Тут чуть не хором все:
— По одной доске ходи — на цыпочках!
— Смоли да к стенке станови.
— А если я вот с таких вот лет втянулся в эту гадость?! Куда я теперь без этого?
Наговоримся так, накуримся всласть, и пойдут разговоры в сторону от курева, в жизнь вообще: разные случаи вспоминаются, разные смешные истории… А иногда и не смешные. Один был — сухонький, голубоглазый, все покашливал… А покашливал очень нехорошо: мелко, часто — вроде прокашляется, а в горле все посвистывает, все что-то там мешает ему, и никак он не может вздохнуть глубоко и вольно. Когда он так покашливал, на него с сочувствием поглядывали, но старались, чтобы он не заметил этого сочувствия — он не нуждался в нем. Один раз он отматерил какого-то в полосатой шелковой пижаме. Тот вылетел с сострадательным поучением:
— Вам бы не надо курить-то…
— А чего мне надо? — спросил тот, глядя серьезно на полосатого.
— Ну, как?.. Не знаю, чего надо, но курить…
— Не знаешь, тогда не вякай, — просто сказал больной человек с синими глазами. — А то много вас — с советами… — и он еще сказал полосатому несколько разных слов — выругался, но ругался беззлобно, не грязно — получилось больше, что он всю жизнь свою целиком отматерил — за все, и за то, что под конец пришлось еще сидеть и вот так «кафыркать» и терпеливо ждать. Но он же и понимал, что жизнь его, судьба, что ли, — это нечто отдельное от него, чем он управлять не может, поэтому злиться тут бессмысленно, и он не злился. Он рассказал, например:
— Пришел с войны, из госпиталя, тут — никого: мать померла в войну, так, брата убило, отец еще до войны помер. А домишко, какой был, сломали: какую-то площадку надо было оборудовать для обороны… под Москвой здесь… Так? А я на костылях — одна нога по земле волокется. Нанялся лед на реке рубить. Костыли так вот зажму под мышки, ногу эту неподвижную — назад, чтоб по ей топором не тяпнуть, упру костыли в ямки, наклонюсь — и долбаю, пока в глазах не потемнеет. А потом — сижа: костыли под зад, чтоб ко льду не примерзнуть — и тоже… А жил у сторожихи одной, у старушки. У ей у самой-то… с тамбур жилья, но уж… куда тут деваться. На полу спал, из двери — по полу — холод тянет. Маленько сосну с вечера, а часа в три просыпаюсь от холода, иду забор потихоньку тревожить: доски три оторву — и в камелек. А она, сторожиха-та — так: глянет выйдет и снова к себе. Один раз проснулся — ее нету. Я оделся и покостылял к забору… Только оторвал одну доску, слышу — бах! Аж щепки полетели от забора у меня над головой дробью саданула… — рассказывая это, синеглазый все покашливал, и это делало рассказ его жутким. А тут он, как дошел до этого места, когда бабка шарахнула в него сослепу, тут он засмеялся — хотел, чтоб это выглядело забавно, и мы бы тоже посмеялись. Но — засмеялся и закашлялся, и так, покашливая и посмеиваясь, досказал:
— Я кричу: Глебовна, ить я это! Ну, услышала голос, узнала… Чуток бы пониже взяла, аккурат бы в голову угодила. Я, говорит, думала: лезет кто. А чего там брать! Эти… заводы демонтировали и свозили, и валили пока в кучу — железо…

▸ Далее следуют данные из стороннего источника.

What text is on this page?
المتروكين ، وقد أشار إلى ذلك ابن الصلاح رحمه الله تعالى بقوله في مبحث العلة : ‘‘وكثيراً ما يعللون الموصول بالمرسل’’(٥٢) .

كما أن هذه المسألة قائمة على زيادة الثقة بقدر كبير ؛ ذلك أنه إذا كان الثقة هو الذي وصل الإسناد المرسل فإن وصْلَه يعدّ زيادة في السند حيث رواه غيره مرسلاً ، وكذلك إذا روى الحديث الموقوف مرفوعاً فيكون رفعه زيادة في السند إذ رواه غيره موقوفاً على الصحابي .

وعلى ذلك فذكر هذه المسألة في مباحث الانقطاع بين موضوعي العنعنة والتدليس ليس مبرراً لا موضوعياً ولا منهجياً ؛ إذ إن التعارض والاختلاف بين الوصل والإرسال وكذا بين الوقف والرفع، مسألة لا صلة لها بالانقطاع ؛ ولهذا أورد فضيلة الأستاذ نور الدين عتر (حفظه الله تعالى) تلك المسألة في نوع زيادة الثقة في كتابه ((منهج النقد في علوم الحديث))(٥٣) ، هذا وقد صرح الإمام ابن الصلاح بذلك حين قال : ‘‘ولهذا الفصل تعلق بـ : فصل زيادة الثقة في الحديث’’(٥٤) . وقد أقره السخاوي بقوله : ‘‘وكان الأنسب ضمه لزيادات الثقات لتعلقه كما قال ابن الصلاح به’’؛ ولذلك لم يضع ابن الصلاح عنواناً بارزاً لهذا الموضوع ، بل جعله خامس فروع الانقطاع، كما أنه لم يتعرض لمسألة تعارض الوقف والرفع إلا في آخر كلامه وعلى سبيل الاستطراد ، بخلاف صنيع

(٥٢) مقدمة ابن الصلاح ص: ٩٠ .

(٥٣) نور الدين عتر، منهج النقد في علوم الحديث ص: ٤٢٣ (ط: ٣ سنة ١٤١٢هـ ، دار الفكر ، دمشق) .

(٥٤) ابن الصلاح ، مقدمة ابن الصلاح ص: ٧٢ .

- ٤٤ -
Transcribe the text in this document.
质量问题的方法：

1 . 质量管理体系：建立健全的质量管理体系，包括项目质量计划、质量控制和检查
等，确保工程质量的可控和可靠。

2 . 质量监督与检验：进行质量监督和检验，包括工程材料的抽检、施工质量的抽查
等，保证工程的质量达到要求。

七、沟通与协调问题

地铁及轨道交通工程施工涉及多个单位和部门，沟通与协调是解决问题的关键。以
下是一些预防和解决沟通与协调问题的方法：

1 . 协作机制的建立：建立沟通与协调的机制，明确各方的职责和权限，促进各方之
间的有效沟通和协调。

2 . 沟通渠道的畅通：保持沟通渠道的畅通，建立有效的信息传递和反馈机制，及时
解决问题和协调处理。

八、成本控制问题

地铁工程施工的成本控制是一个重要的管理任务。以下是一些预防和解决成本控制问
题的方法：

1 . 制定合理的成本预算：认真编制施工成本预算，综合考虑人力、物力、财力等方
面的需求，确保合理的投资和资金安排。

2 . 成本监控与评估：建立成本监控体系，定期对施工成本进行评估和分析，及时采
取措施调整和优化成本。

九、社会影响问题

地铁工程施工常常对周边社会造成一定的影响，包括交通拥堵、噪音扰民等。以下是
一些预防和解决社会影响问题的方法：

— Ну да, у ней же инструкция!
— Конечно. Стрелять еще умела!..
— Она боевая была старуха, — продолжал синеглазый весело, довольный, что заинтересовал своим рассказом; он вовсе не жаловался. — Много мне порассказывала ночами, пока, бывало, у камелька-то сидим. А уж к весне мне общежитие дали — легче стало.
— Ну, и нога, наверно, стала подживать.
— Ногу я еще года полтора после этого… Главно, болеть не болит, а двигать ей не могу.
— Это многие тогда так, года по три с костылями ходили.
— Да…
Накануне он мне рассказал анекдот. Он любил слушать анекдоты, смеялся потихоньку, когда в курилке рассказывали, но сам, я не слышал, чтоб рассказывал всем. А тут мы ждали очередь к телефону, он меня притиснул в уголок и торопливо, неумело рассказал:
— Ворона достала сыр, так, села на ветку — и хочет уже его… это… клевать. Тут лиса: спой. А ворона ей: а ху-ху не хо-хо? Зажала сыр под крыло и говорит: теперь давай потолкуем. Тогда лиса…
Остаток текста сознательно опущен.